Since the end of June, total ICG passenger numbers have fallen by 3% on the same period in 2013. A 2% increase in cars carried have taken the sting out of a 15% drop in foot passengers. Photograph: Eric Luke

 

Irish Continental Group said the Brexit vote “shock” had a brief impact on tourism bookings. But they have since recovered as the ferry operator reported a 19.6 per cent increase in earnings for the first half.

Earnings before interest, tax, depreciation and amortisation (ebitda) rose to €30.5 million from €25.5 million for the same period last year. Cars carried on its ships increased 5.5 per cent and roll-on, roll-off (RoRo) freight volumes gained 5.6 per cent.

Container volumes shipped during the period rose by 7.4 per cent, it said.
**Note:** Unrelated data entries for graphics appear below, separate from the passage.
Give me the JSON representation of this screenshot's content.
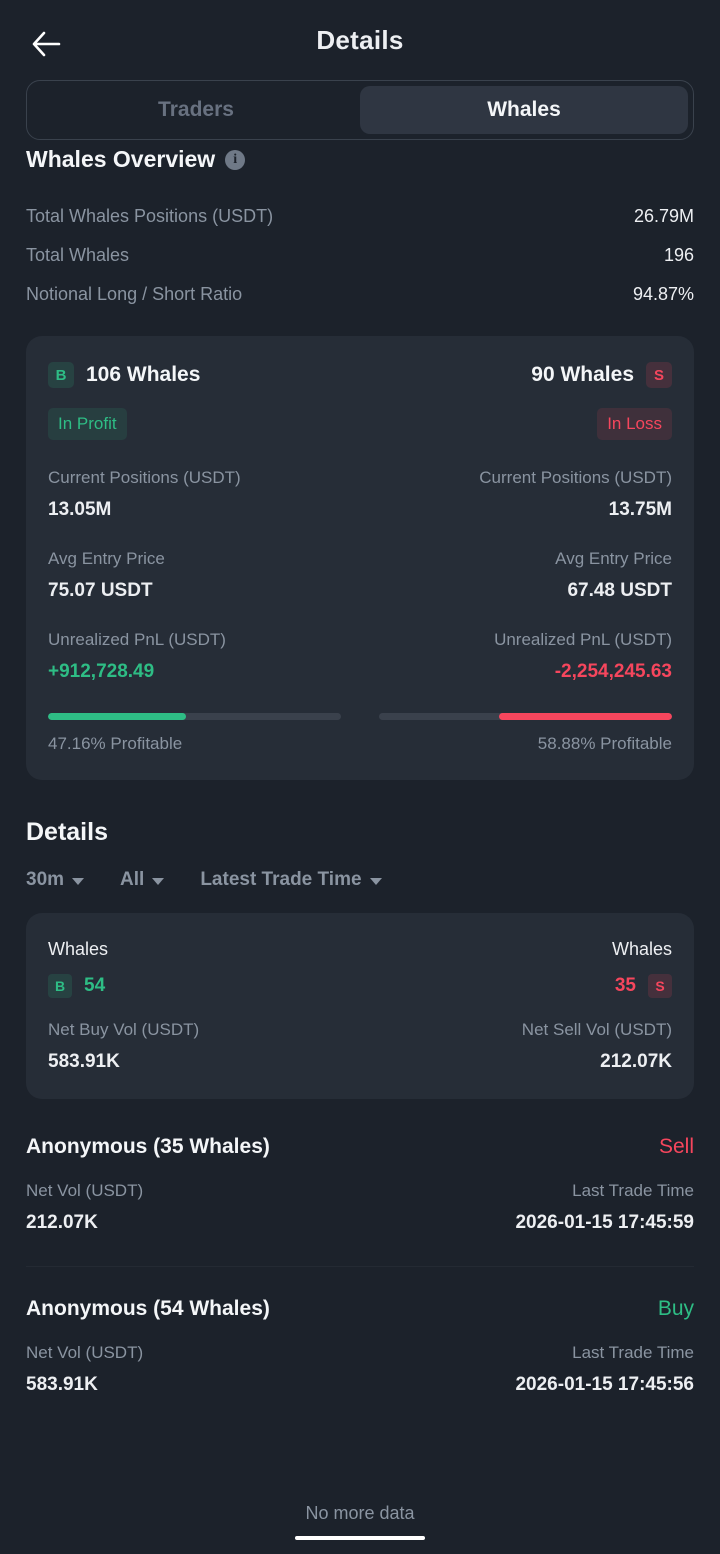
{
  "header": {
    "title": "Details"
  },
  "tabs": {
    "traders": "Traders",
    "whales": "Whales"
  },
  "overview": {
    "title": "Whales Overview",
    "rows": [
      {
        "label": "Total Whales Positions (USDT)",
        "value": "26.79M"
      },
      {
        "label": "Total Whales",
        "value": "196"
      },
      {
        "label": "Notional Long / Short Ratio",
        "value": "94.87%"
      }
    ]
  },
  "profit_card": {
    "long": {
      "badge": "B",
      "count": "106 Whales",
      "status": "In Profit",
      "positions_label": "Current Positions (USDT)",
      "positions": "13.05M",
      "entry_label": "Avg Entry Price",
      "entry": "75.07 USDT",
      "pnl_label": "Unrealized PnL (USDT)",
      "pnl": "+912,728.49",
      "profitable": "47.16% Profitable",
      "profitable_pct": 47.16
    },
    "short": {
      "badge": "S",
      "count": "90 Whales",
      "status": "In Loss",
      "positions_label": "Current Positions (USDT)",
      "positions": "13.75M",
      "entry_label": "Avg Entry Price",
      "entry": "67.48 USDT",
      "pnl_label": "Unrealized PnL (USDT)",
      "pnl": "-2,254,245.63",
      "profitable": "58.88% Profitable",
      "profitable_pct": 58.88
    }
  },
  "details": {
    "title": "Details",
    "filters": [
      {
        "label": "30m"
      },
      {
        "label": "All"
      },
      {
        "label": "Latest Trade Time"
      }
    ],
    "summary": {
      "buy_title": "Whales",
      "sell_title": "Whales",
      "buy_badge": "B",
      "buy_count": "54",
      "sell_count": "35",
      "sell_badge": "S",
      "buy_vol_label": "Net Buy Vol (USDT)",
      "buy_vol": "583.91K",
      "sell_vol_label": "Net Sell Vol (USDT)",
      "sell_vol": "212.07K"
    },
    "entries": [
      {
        "name": "Anonymous (35 Whales)",
        "side": "Sell",
        "vol_label": "Net Vol (USDT)",
        "vol": "212.07K",
        "time_label": "Last Trade Time",
        "time": "2026-01-15 17:45:59"
      },
      {
        "name": "Anonymous (54 Whales)",
        "side": "Buy",
        "vol_label": "Net Vol (USDT)",
        "vol": "583.91K",
        "time_label": "Last Trade Time",
        "time": "2026-01-15 17:45:56"
      }
    ],
    "footer": "No more data"
  },
  "colors": {
    "green": "#2EBD85",
    "red": "#F6465D",
    "background": "#1C222B",
    "card": "#262D37"
  }
}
The result of the June Brexit referendum “had an initial negative impact on UK consumer demand”, said ICG. “The demand situation seems to have settled now as the initial shock of the referendum result has waned, although the negative sterling impact on yields remains.”

ICG said the outlook for the remainder of the year “is for a continuation of the overall business momentum seen to date, with some easing in our tourism revenues, growth in our RoRo and LoLo (lift-on, lift-off) revenue, and increased contribution” from chartering ships to third parties.
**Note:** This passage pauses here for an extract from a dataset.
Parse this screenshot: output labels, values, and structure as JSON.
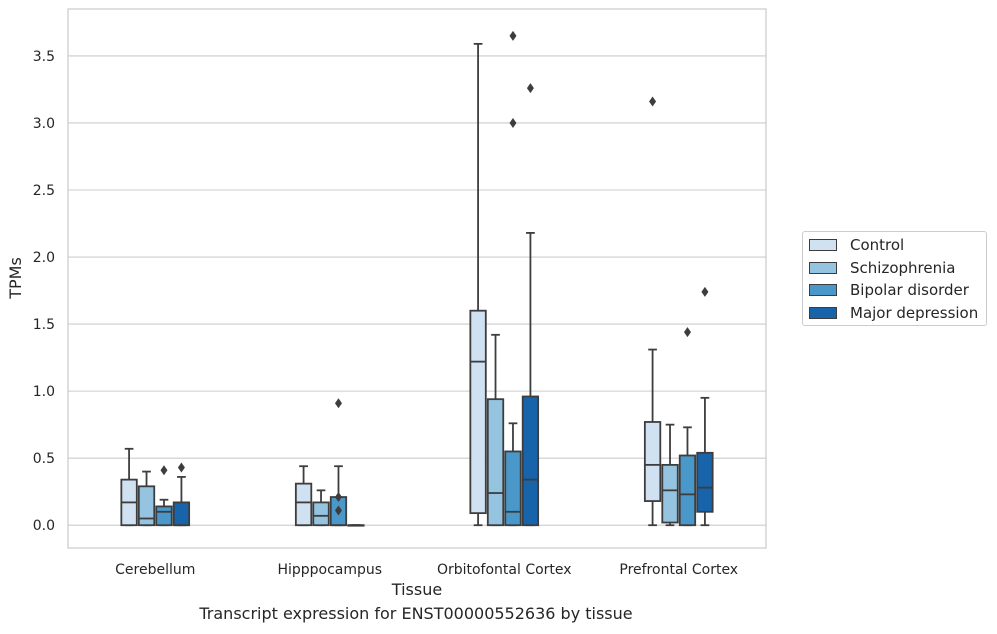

Total revenues rose by 5.2 per cent on the year to €150 million, while basic earnings per share increased 32 per cent to 10.3 cents. ICG will pay out a 3.82 cent dividend for the first half, up 5 per cent on its last interim dividend.

Strong numbers

“These as strong numbers from ICG, albeit they required some discounting by ICG in the car market, and the business will of course be hit by sterling translation issues this year,” said Stephen Furlong, an analyst with stockbroker Davy.

Mr Furlong says he plans to “modestly trim” his full-year ebitda estimate to €83 million from €85.2 million.

Shares in ICG fell by 3.8 per cent in early trading in Dublin on Wednesday, to €4.62.

Since the end of June, total passenger numbers have fallen by 3 per cent on the same period in 2013. A 2 per cent increase in cars carried on ICG services have taken the sting out of a 15 per cent drop in foot passengers, which the company says is of less significant part of its tourism performance.

RoRo freight carryings have remained strong, with total units carried rising 4 per cent on the year.

ICG’s container and terminal division container carryings rose 1 per cent since the end of June.

Downpayment due

Net debt at the group fell 57 per cent from the end of December, to €18.9 million, it said. Goodbody Stockbrokers sees the debt level increasing to €40 million by the end of year as a downpayment falls due on ship being built for the company.

Three months ago, ICG entered an agreement with German company Flensburger Shiffbau-Gesellschaft to build a cruise ferry for the Irish company at a contract price of €144 million. This is scheduled for delivery in 2018 and will be financed through cash and loans.

The ferry is expected to replace the MV Epsilon, which currently works on Dublin-Holyhead routes midweeek and Ireland-France on weekends.

ICG also took delivery on June 1st of a new vessel, the high-speed craft Westpac Express, which it acquired for $13.3 million (€11.9 million). It is currently on charter to a third party.